Some miners and geologists argue the metal is nowhere near to running out as a minable commodity. Gold may be harder to mine, but technology can bring costs down and allow access to new mineral-rich places, such as the ocean floor, they say.
"We say we are running out, but we are not really looking," said Ferri Hassani, a professor at the Department of Mining and Materials Engineering at Canada's McGill University. Mr. Hassani said, for instance, that nobody thought there would be gold in Iran, but geologists are finding it there.
People have talked of mining the ocean floor since the 1870s, when a British Navy research vessel charted nodules containing metal deposits throughout the seas. Aside from diamonds relatively close to the shore, oceans remain untapped, while most miners aren't keen on digging in politically risky places like Iran.
Lower gold supplies won't necessarily make the metal more expensive for buyers. Supply doesn't affect gold prices in the way it does other commodities, given the metal's status as a financial asset as much as a material for use.
The recent rally was driven by investors seeking havens amid the coronavirus pandemic and persistently low, and in some cases negative, interest rates. Gold is less attractive against other safe-haven assets, like U.S. Treasurys, when rates are high.

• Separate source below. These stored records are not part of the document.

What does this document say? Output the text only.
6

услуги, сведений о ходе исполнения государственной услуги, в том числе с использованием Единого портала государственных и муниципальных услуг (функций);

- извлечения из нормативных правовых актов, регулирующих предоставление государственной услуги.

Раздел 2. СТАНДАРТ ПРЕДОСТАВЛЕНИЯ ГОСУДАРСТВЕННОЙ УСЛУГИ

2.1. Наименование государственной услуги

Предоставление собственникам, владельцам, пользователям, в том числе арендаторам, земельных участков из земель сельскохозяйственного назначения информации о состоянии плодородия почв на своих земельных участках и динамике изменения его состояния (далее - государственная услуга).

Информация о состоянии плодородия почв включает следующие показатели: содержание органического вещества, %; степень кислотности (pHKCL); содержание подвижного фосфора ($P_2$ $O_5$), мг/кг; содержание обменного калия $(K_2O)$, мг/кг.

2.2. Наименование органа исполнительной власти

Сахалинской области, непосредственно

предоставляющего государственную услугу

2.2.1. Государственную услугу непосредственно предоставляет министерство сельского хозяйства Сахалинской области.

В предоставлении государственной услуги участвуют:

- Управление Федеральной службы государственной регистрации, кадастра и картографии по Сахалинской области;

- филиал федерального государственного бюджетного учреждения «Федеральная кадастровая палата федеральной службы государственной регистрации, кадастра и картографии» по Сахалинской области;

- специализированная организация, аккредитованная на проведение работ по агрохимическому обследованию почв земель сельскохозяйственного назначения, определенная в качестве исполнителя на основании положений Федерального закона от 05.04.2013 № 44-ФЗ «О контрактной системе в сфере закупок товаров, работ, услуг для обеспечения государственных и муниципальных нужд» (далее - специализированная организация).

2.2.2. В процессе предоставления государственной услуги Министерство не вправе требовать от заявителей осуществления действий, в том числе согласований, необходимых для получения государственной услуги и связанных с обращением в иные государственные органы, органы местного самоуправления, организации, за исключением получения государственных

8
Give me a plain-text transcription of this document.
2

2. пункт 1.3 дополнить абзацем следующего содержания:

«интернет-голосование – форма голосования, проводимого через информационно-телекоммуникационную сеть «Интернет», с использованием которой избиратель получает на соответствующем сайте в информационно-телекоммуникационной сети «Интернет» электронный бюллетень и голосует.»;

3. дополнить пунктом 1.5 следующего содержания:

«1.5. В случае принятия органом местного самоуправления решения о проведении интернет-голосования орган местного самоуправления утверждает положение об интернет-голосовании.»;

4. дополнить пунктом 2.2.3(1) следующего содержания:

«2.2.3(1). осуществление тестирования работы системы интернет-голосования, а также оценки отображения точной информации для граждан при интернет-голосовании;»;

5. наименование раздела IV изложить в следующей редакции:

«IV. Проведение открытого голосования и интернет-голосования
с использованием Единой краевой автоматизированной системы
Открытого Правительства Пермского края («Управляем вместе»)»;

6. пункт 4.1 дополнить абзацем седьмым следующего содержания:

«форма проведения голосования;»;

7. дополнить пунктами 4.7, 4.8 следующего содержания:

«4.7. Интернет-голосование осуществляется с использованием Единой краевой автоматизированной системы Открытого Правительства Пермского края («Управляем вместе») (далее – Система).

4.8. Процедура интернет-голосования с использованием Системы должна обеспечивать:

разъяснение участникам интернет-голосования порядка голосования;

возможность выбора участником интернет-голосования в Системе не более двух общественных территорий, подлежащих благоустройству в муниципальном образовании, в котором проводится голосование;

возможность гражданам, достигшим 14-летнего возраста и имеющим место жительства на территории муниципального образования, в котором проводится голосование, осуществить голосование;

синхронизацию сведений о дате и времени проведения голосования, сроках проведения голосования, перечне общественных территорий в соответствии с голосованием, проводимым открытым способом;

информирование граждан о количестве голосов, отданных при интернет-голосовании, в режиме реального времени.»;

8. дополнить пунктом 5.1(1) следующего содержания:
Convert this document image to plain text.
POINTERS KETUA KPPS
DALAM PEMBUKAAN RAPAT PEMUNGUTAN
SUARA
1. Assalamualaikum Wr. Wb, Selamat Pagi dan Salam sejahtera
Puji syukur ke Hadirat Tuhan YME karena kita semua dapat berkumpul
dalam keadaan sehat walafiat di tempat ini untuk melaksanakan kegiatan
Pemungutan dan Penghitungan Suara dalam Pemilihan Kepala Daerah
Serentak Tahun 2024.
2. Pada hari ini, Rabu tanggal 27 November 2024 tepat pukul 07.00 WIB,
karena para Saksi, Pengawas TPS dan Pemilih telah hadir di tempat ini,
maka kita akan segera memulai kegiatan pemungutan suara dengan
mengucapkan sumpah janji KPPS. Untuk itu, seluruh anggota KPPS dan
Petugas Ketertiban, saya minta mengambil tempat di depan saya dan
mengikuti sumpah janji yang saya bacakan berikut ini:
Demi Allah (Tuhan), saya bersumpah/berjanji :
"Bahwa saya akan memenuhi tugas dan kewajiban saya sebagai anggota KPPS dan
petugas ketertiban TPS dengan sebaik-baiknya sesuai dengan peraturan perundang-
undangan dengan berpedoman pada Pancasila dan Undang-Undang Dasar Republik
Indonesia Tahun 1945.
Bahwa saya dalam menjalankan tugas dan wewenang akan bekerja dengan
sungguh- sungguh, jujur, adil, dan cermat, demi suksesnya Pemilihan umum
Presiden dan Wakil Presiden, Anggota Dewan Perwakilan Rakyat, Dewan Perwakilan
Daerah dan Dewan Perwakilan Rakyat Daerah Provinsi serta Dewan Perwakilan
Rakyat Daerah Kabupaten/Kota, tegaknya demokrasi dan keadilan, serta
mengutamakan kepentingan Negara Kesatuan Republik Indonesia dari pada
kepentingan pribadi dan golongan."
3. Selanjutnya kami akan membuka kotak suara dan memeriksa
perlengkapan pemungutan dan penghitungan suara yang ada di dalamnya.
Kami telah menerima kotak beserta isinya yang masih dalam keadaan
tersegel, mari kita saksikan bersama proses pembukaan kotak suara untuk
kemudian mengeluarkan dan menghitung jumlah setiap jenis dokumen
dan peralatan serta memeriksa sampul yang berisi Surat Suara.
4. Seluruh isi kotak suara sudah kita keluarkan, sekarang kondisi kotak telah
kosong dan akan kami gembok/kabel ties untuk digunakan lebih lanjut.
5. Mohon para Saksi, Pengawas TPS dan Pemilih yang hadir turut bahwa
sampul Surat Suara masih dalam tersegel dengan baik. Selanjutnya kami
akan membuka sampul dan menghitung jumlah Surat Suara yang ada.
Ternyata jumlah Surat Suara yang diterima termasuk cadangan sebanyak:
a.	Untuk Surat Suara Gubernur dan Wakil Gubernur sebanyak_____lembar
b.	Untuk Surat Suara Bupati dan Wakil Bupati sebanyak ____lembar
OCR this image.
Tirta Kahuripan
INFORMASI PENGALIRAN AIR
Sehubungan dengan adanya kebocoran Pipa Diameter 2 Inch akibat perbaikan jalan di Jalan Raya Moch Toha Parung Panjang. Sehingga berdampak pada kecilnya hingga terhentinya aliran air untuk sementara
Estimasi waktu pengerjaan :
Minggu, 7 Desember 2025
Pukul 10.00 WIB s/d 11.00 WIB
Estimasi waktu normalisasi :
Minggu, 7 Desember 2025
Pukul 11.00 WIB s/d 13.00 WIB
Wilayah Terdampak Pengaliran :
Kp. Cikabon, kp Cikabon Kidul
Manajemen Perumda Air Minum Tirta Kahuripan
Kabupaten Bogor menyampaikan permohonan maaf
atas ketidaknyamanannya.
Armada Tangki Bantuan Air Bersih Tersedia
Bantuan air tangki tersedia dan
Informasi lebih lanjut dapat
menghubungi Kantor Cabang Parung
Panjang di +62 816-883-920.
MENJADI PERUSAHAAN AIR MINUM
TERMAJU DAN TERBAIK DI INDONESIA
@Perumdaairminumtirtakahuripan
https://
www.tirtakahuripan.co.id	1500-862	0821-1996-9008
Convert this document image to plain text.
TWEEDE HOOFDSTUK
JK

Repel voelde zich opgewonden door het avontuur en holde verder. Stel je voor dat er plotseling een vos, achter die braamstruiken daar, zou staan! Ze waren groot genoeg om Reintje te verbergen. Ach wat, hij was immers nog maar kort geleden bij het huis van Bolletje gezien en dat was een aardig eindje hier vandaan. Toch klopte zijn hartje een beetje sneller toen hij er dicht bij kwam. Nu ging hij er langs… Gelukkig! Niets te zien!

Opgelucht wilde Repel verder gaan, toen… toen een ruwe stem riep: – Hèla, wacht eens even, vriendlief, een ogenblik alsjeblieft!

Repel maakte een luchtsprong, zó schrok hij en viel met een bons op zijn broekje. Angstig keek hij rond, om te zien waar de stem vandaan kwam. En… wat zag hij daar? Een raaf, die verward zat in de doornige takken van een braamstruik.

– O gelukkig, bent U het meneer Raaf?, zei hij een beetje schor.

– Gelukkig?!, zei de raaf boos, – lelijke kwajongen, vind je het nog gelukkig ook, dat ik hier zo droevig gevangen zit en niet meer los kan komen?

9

Also, unlike many other commodities, like oil, the supply of this virtually indestructible metal doesn't disappear.
Meanwhile, gold miners are enjoying the bounty of higher prices when Covid-19 has disrupted production and increased costs. Share prices have jumped, with Barrick Gold and Newmont Corp. both up around 47% this year and Kinross Gold Corp. 88% higher.
Gold companies are doling out dividends. Barrick Gold announced an increase of 14% for its second-quarter payout, while Newmont has increased its dividend by 79%.
South Africa's Gold Fields Ltd. said it would capitalize on the high gold price by paying down around $750 million in debt by the end of the year.
Still, miners say they aren't ramping up production, which has gradually increased over the last decade to 108 million ounces last year, according to Refinitiv.
Barrick, Newmont, Agnico Eagle and others say they will only approve new projects if they can make money with gold at $1,200, about 40% below where the metal is trading. During the last gold price bull run, which peaked in the fall of 2011, miners increased their reserves, started expensive new projects and went on acquisition sprees, much of which turned sour as the price fell 43% in the following four years.
"Everyone kept changing their cut off grade and following the gold price, " said Barrick's Mr. Bristow.
This time, said Agnico Eagle's Mr. Boyd, "The key will be to show that industry has not lost its discipline."